ЛЕНА. Мам, все нормально, ты же знаешь, что со мной ничего плохого случиться просто не может. Побегу я, скоро Анатолий приедет на машине, а нам за девчонками заехать надо.

МАМА ЛЕНЫ. Послушай, Лен, сядь. Я хочу историю одну рассказать. Все равно Анатолий как приедет, начнет в свою бибикалку бибкать – всех старушек около подъезда распугает.

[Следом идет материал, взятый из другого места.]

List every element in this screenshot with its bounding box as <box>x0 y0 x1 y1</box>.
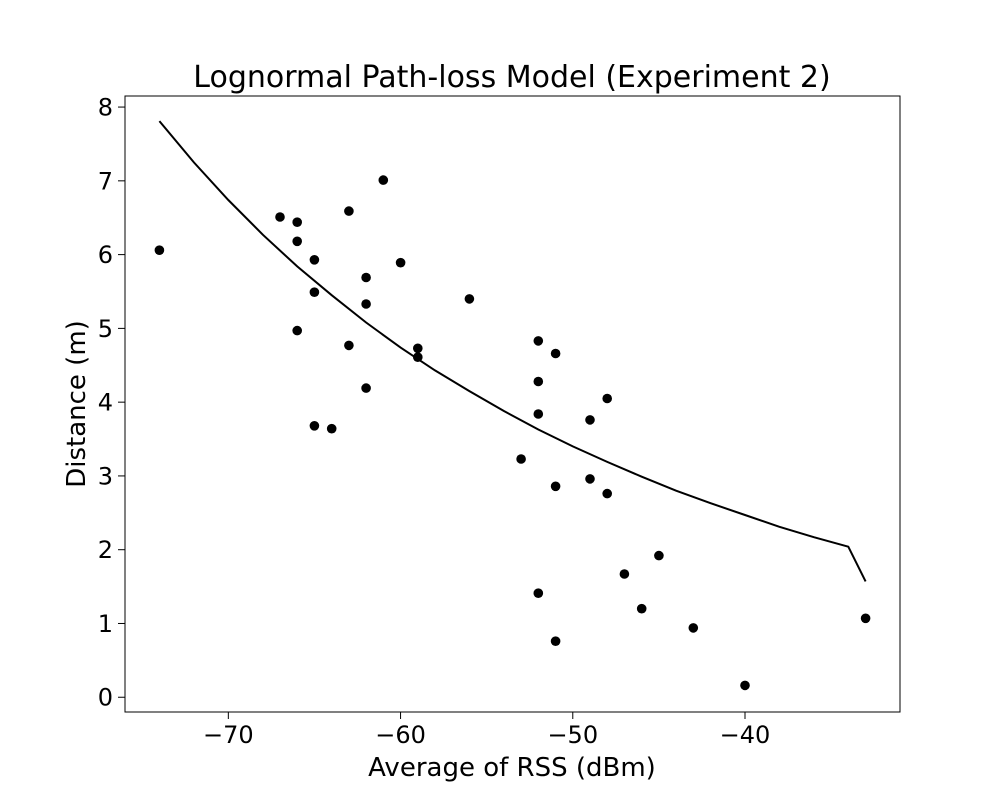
data-point <box>860 613 871 624</box>
data-point <box>740 680 750 691</box>
data-point <box>309 287 320 298</box>
y-axis-ticks: 0 1 2 3 4 5 6 7 8 <box>98 94 125 712</box>
data-point <box>413 352 423 363</box>
data-point <box>688 623 699 633</box>
data-point <box>361 272 371 283</box>
data-point <box>516 454 526 464</box>
data-point <box>636 603 647 614</box>
y-tick-label: 8 <box>98 94 113 122</box>
data-point <box>533 409 544 419</box>
data-point <box>292 217 303 227</box>
data-point <box>602 488 612 499</box>
data-point <box>550 348 561 359</box>
data-point <box>395 257 406 268</box>
x-tick-label: −70 <box>203 721 254 749</box>
y-tick-label: 4 <box>98 389 113 417</box>
data-point <box>619 569 630 579</box>
data-point <box>378 175 389 185</box>
chart-title: Lognormal Path-loss Model (Experiment 2) <box>193 60 830 95</box>
data-point <box>413 343 423 354</box>
data-point <box>309 421 320 431</box>
data-point <box>292 325 303 336</box>
fit-curve-group <box>158 120 867 582</box>
data-point <box>361 383 371 393</box>
data-point <box>550 481 561 492</box>
y-tick-label: 1 <box>98 610 113 638</box>
data-point <box>361 299 371 309</box>
data-point <box>533 376 544 387</box>
data-point <box>275 212 285 222</box>
y-tick-label: 6 <box>98 241 113 269</box>
x-tick-label: −50 <box>547 721 598 749</box>
data-point <box>344 340 354 351</box>
data-point <box>154 245 165 255</box>
data-points <box>154 175 871 691</box>
y-tick-label: 0 <box>98 684 113 712</box>
y-tick-label: 3 <box>98 462 113 490</box>
y-tick-label: 7 <box>98 167 113 195</box>
x-tick-label: −60 <box>375 721 426 749</box>
y-tick-label: 2 <box>98 536 113 564</box>
data-point <box>585 415 595 425</box>
data-point <box>464 294 475 304</box>
x-axis-ticks: −70 −60 −50 −40 <box>203 712 770 749</box>
data-point <box>309 254 320 265</box>
plot-frame <box>124 95 901 713</box>
data-point <box>550 636 561 646</box>
y-axis-label: Distance (m) <box>62 320 92 488</box>
x-axis-label: Average of RSS (dBm) <box>368 753 656 783</box>
fit-curve-line <box>158 120 867 582</box>
y-tick-label: 5 <box>98 315 113 343</box>
data-point <box>602 393 612 404</box>
data-point <box>533 336 544 346</box>
data-point <box>654 550 664 561</box>
data-point <box>344 206 354 216</box>
data-point <box>533 588 544 598</box>
data-point <box>326 423 337 434</box>
data-point <box>585 474 595 484</box>
x-tick-label: −40 <box>720 721 771 749</box>
data-point <box>292 236 303 247</box>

Лена садиться на уютно-домашний ласковый родной диванчик, расслабляется и понимает, что сейчас услышит она от матери что-то по-настоящему важное, может, даже самое главное за промелькнувшую ненароком жизнь её звенящую единственную. Она смотрит на картину на стене, где мать убаюкивает маленького сына, и вдруг нахлынуло, налетело какое-то непередаваемое чувство, невыразимое словами, дрожь-волнение сладкое, как будто из самого раннего детства невинного. Мамин голос тихо начал рассказ.

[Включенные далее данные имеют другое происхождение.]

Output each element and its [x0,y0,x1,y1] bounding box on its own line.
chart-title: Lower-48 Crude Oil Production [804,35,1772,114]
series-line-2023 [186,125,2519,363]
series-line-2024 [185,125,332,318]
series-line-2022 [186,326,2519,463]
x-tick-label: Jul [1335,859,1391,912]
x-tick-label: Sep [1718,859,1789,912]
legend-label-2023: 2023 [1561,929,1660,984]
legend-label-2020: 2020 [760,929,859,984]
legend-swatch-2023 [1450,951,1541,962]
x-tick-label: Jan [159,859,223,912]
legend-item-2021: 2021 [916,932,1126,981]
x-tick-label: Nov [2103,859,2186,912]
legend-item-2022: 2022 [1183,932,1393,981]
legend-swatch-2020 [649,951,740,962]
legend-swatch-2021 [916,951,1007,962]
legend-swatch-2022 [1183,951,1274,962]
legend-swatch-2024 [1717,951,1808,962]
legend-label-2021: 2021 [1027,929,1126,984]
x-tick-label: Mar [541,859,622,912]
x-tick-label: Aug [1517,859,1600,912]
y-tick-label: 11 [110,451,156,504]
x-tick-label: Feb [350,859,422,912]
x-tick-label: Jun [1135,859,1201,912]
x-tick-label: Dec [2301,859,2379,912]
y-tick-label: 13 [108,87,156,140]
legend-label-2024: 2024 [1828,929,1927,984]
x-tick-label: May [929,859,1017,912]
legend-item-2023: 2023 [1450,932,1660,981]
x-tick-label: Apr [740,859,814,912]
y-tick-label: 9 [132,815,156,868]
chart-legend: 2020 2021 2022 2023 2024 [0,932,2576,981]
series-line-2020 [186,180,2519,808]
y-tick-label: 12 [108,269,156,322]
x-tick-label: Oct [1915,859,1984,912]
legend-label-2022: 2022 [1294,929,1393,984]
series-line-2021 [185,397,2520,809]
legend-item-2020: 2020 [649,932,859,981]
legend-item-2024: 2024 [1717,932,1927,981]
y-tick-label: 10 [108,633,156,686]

МАМА ЛЕНЫ. Эта история про дедушку твоего, царствие небесное. Ты, наверное, знаешь, что он воевал, в окружении был. Вот про окружение это, как он там оказался, а главное – как оттуда выбрался, я тебе, дочка, и расскажу. В сорок первом году летом попал наш дедушка с еще десятью солдатами в окружение, и решили они к нашим на восток пробираться. Долго шли они лесами, полями, иногда заходили в деревни и у местных жителей просили попить-поесть. Все, конечно, нашим солдатам помогали, кормили-поили. И вот один раз заночевали они в одной деревне, а часовых не выставили. Кто-то из деревни предал наших солдат и ночью их сонных захватили приехавшие фашисты. Посадили пленных в амбар пустой. Чует дедушка наш, что дело плохо закончится – расстреляют их фашисты в скором времени. Грустит, с жизнью прощается. И вот просится он у часового выйти из амбара по малой нужде, часовой еще одного фашиста вызвал, и тот повел нашего деда до ветру. Ну, сделал свои дела. Оборачивается, а перед ним старик стоит древний, борода седая, сам весь седой, глаза только не как у стариков всех – мутные, а светом небесным светятся. И говорит ему старик тот: «Что, сынок, плохи твои дела?» – «Да, плохо, батя, похоже, расстреляют нас сейчас немцы, меня и товарищей моих». – «А хочешь, я тебя сейчас из деревни этой выведу и в лес провожу?» – «Да как же ты меня, батя, выведешь? Я в форме советской, немцев полная деревня». – «А ты не бойся, иди за мной, я тебя и выведу». Ну вот, пошли они по деревне, глядит наш дед, что на него и на старика этого немцы никакого внимания не обращают. Вышли они из деревни той и в лес зашли. Дедушка наш оглянулся, хотел старика поблагодарить за то, что от смерти его спас, а старика нет – исчез, хотя стояли они на большой открытой поляне. А потом дед Антон благополучно к нашим вернулся и воевал до сорок пятого года, пока его не ранили и из-за раны этой комиссовали. Так он до самой смерти был уверен, что спас его Николай-Угодник.

«Зачем она мне все это рассказала?»

АНАТОЛИЙ. И все-таки, Вась, я все равно как-то понять не могу. Нафига пятнадцать человек-то мочить? Ну, завалить Гансов прямо в гостинице. И как-то все.

АЛЕКСЕЙ. Тут, Вась, геополитика подключается. Надо чтоб шум был, чтоб по телевизору все показали, статейки аналитические и все такое. Ну и атлантистам месидж – типа, парни, мы все про ваши дела знаем.